Autoantibodies from patients with complex regional pain syndrome induce pro-inflammatory effects and functional disturbances on endothelial cells in vitro

Complex regional pain syndrome (CRPS) is an inadequate local response after a limb trauma, which leads to severe pain and autonomic and trophic changes of the affected limb. Autoantibodies directed against human beta 2 adrenergic and muscarinic M2 receptors (h beta 2AR and hM2R) have been described in CRPS patients previously. We analyzed sera from CRPS patients for autoantibodies against h beta 2AR, hM2R, and endothelial cells and investigated the functional effects of purified IgG, derived from 13 patients with CRPS, on endothelial cells. Eleven healthy controls, 7 radial fracture patients without CRPS, and 10 patients with peripheral arterial vascular disease served as control subjects.
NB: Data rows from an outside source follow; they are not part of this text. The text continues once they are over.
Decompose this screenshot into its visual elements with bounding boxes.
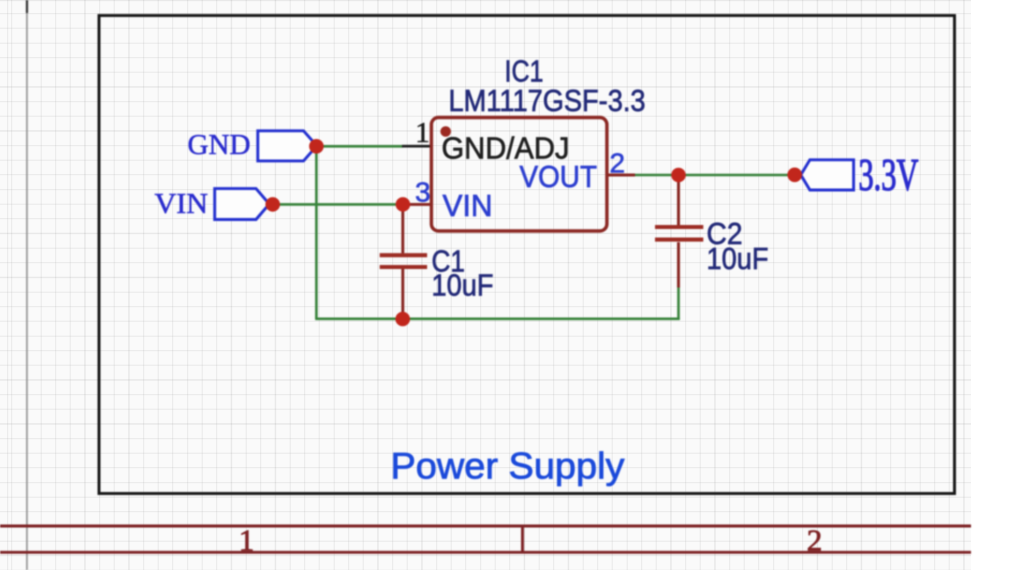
svg-text:VIN: VIN: [155, 188, 209, 220]
svg-text:10uF: 10uF: [432, 268, 494, 303]
svg-text:1: 1: [415, 117, 430, 149]
svg-text:2: 2: [807, 523, 823, 558]
svg-text:Power Supply: Power Supply: [391, 445, 625, 487]
svg-text:3.3V: 3.3V: [859, 151, 919, 200]
svg-text:3: 3: [415, 176, 431, 207]
svg-text:10uF: 10uF: [707, 241, 769, 276]
svg-text:VIN: VIN: [443, 188, 493, 223]
svg-text:2: 2: [610, 148, 626, 179]
svg-text:GND: GND: [188, 129, 251, 161]
svg-text:VOUT: VOUT: [520, 159, 598, 194]
svg-text:LM1117GSF-3.3: LM1117GSF-3.3: [449, 83, 646, 118]
svg-text:1: 1: [239, 523, 255, 558]
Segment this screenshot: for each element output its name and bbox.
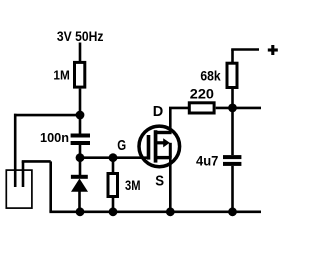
node junction B [109, 153, 118, 162]
mosfet channel bar [154, 130, 158, 162]
svg-text:4u7: 4u7 [196, 153, 219, 169]
wire E2 horizontal [22, 160, 51, 163]
wire drain to R3 [169, 107, 189, 110]
wire R3 to junction R [216, 107, 261, 110]
svg-text:100n: 100n [40, 130, 69, 145]
svg-text:D: D [153, 104, 164, 120]
resistor R3 220 [189, 103, 214, 113]
mosfet gate bar [147, 135, 151, 160]
wire drain up [169, 108, 172, 133]
mosfet drain stub [157, 131, 172, 134]
node bottom B [109, 207, 118, 216]
resistor R2 3M [108, 174, 118, 197]
wire source down [169, 158, 172, 212]
node junction R [228, 104, 237, 113]
bottom rail wire [49, 211, 261, 214]
svg-text:3M: 3M [125, 178, 141, 193]
node bottom right [228, 207, 237, 216]
wire junction R down to C2 [231, 108, 234, 155]
svg-text:68k: 68k [200, 68, 221, 83]
resistor R4 68k [227, 63, 237, 87]
electrode container box [6, 170, 32, 208]
wire diode to bottom rail [78, 192, 81, 213]
wire junction B down to R2 [112, 158, 115, 173]
wire left vertical electrode E1 [14, 114, 17, 187]
diode D1 triangle [71, 179, 88, 192]
resistor R1 1M [75, 62, 85, 87]
capacitor C2 4u7 [223, 155, 241, 159]
wire E2 down to bottom rail [49, 161, 52, 211]
wire source to R1 top [79, 43, 82, 63]
mosfet body arrow [163, 138, 170, 147]
wire gate horizontal [80, 156, 147, 159]
mosfet body-source connector [169, 143, 172, 158]
svg-text:1M: 1M [53, 68, 69, 83]
wire to plus terminal [231, 48, 259, 51]
svg-text:G: G [117, 138, 126, 154]
wire top horizontal to electrode [14, 114, 81, 117]
mosfet body stub [157, 141, 164, 144]
diode D1 cathode bar [71, 175, 88, 179]
mosfet source stub [157, 156, 172, 159]
svg-text:220: 220 [190, 86, 214, 101]
node junction A [76, 111, 85, 120]
plus terminal symbol [268, 48, 278, 51]
node bottom source [166, 207, 175, 216]
node gate junction [76, 153, 85, 162]
capacitor C1 100n [71, 134, 90, 138]
wire R1 bottom to C1 top [79, 89, 82, 134]
mosfet T1 body circle [139, 126, 180, 167]
svg-text:3V 50Hz: 3V 50Hz [57, 28, 104, 44]
wire R2 to bottom rail [112, 198, 115, 213]
svg-text:S: S [155, 173, 164, 189]
electrode E2 [22, 161, 25, 187]
node bottom A [76, 207, 85, 216]
wire C2 to bottom rail [231, 166, 234, 212]
wire R4 top [231, 50, 234, 64]
wire C1 bottom to diode [79, 145, 82, 175]
wire junction R up to R4 [231, 89, 234, 108]
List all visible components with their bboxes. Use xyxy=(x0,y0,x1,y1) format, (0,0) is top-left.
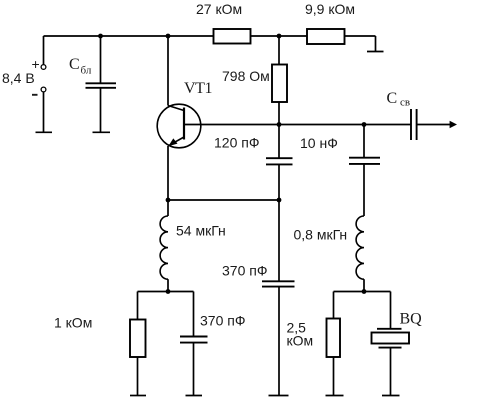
wire output lead xyxy=(417,124,452,126)
wire left tee horizontal xyxy=(138,291,194,293)
wire 798 Ом top lead xyxy=(278,36,280,65)
svg-text:8,4 В: 8,4 В xyxy=(2,70,35,86)
wire top rail xyxy=(44,35,376,37)
svg-text:кОм: кОм xyxy=(287,333,314,349)
ground (2,5 кОм) xyxy=(326,395,344,397)
capacitor 120 пФ xyxy=(266,158,293,164)
crystal BQ xyxy=(372,329,410,348)
wire 1 кОм top lead xyxy=(137,292,139,320)
wire 10 нФ top lead xyxy=(363,125,365,158)
capacitor 370 пФ (mid) xyxy=(262,281,295,286)
svg-text:27 кОм: 27 кОм xyxy=(196,1,242,17)
node junction top rail at collector xyxy=(166,34,171,39)
node junction mid rail at 10 нФ xyxy=(362,122,367,127)
wire 370 пФ left bottom lead xyxy=(193,343,195,396)
node junction right tee xyxy=(362,289,367,294)
wire 798 Ом bottom lead xyxy=(278,102,280,125)
inductor L1 54 мкГн xyxy=(160,216,168,279)
resistor R3 798 Ом xyxy=(272,65,287,103)
wire battery bottom lead xyxy=(43,92,45,132)
battery GB1 plus terminal xyxy=(41,65,46,70)
node junction left tee xyxy=(166,289,171,294)
wire 370 пФ mid top lead xyxy=(278,200,280,281)
wire 54 мкГн bottom lead xyxy=(167,279,169,291)
node junction 120 пФ branch at y200 xyxy=(277,198,282,203)
wire collector lead xyxy=(167,36,169,106)
battery GB1 minus terminal xyxy=(41,87,46,92)
svg-text:BQ: BQ xyxy=(400,311,423,328)
svg-text:9,9 кОм: 9,9 кОм xyxy=(305,1,355,17)
node junction mid rail at 120 пФ xyxy=(277,122,282,127)
svg-text:10 нФ: 10 нФ xyxy=(300,135,338,151)
wire 1 кОм bottom lead xyxy=(137,357,139,396)
wire Сбл bottom lead xyxy=(100,88,102,132)
wire emitter lead xyxy=(167,146,169,200)
svg-text:C: C xyxy=(387,90,398,107)
resistor R1 27 кОм xyxy=(214,29,251,44)
wire BQ top lead xyxy=(390,292,392,329)
svg-text:бл: бл xyxy=(81,65,92,77)
capacitor 10 нФ xyxy=(349,158,380,164)
label minus sign xyxy=(32,94,38,96)
ground (370 пФ left) xyxy=(186,395,203,397)
transistor VT1 xyxy=(157,104,201,148)
wire right tee horizontal xyxy=(334,291,391,293)
wire stub to top-right ground xyxy=(375,36,377,52)
wire 120 пФ top lead xyxy=(278,125,280,158)
wire 2,5 кОм bottom lead xyxy=(333,357,335,396)
wire BQ bottom lead xyxy=(390,348,392,396)
node junction emitter at y200 xyxy=(166,198,171,203)
arrow output xyxy=(450,121,457,128)
label 2,5 кОм xyxy=(287,320,314,349)
svg-text:798 Ом: 798 Ом xyxy=(222,68,270,84)
wire 54 мкГн top lead xyxy=(167,200,169,216)
capacitor Сбл xyxy=(86,83,117,88)
svg-text:C: C xyxy=(69,56,80,73)
svg-text:54 мкГн: 54 мкГн xyxy=(176,223,226,239)
svg-text:120 пФ: 120 пФ xyxy=(214,135,259,151)
capacitor 370 пФ (left) xyxy=(180,337,208,343)
ground (battery) xyxy=(36,131,53,133)
label Ссв xyxy=(387,90,411,109)
svg-text:св: св xyxy=(400,97,410,109)
ground (370 пФ mid) xyxy=(269,395,289,397)
ground (Сбл) xyxy=(93,131,111,133)
ground (top right) xyxy=(367,51,384,53)
wire 10 нФ bottom lead xyxy=(363,165,365,217)
svg-text:1 кОм: 1 кОм xyxy=(54,315,92,331)
inductor L2 0,8 мкГн xyxy=(356,216,364,279)
wire base / mid rail xyxy=(184,124,411,126)
label Сбл xyxy=(69,56,92,77)
wire 370 пФ mid bottom lead xyxy=(278,287,280,396)
wire 0,8 мкГн bottom lead xyxy=(363,279,365,291)
node junction top rail at 798 Ом xyxy=(277,34,282,39)
svg-text:370 пФ: 370 пФ xyxy=(200,313,245,329)
node junction top rail at Сбл xyxy=(98,34,103,39)
resistor R4 1 кОм xyxy=(130,320,146,358)
svg-text:0,8 мкГн: 0,8 мкГн xyxy=(294,227,348,243)
wire 2,5 кОм top lead xyxy=(333,292,335,319)
svg-text:370 пФ: 370 пФ xyxy=(222,263,267,279)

The CRPS-IgG, but not control IgG, bound to the surface of endothelial cells (P < 0.001) and to h beta 2AR and hM2R (P < 0.05), the latter being reversed by adding beta 2AR and M2R antagonists. The CRPS-IgG led to an increased cytotoxicity and a reduced proliferation rate of endothelial cells, and by adding specific antagonists, the effect was neutralized. Regarding second messenger pathways, CRPS-IgG induced ERK1/2, p38, and STAT1 phosphorylation, whereas AKT phosphorylation was decreased at the protein level. In addition, increased expression of adhesion molecules (ICAM-1 and VCAM-1) on the mRNA level was induced by CRPS-IgG, thus inducing a pro-inflammatory condition of the endothelial cells. Our results show that patients with CRPS not only develop autoantibodies against h beta 2AR and hM2R, but these antibodies also interfere with endothelial cells, inducing functional effects on these in vitro, and thus might contribute to the pathophysiology of CRPS.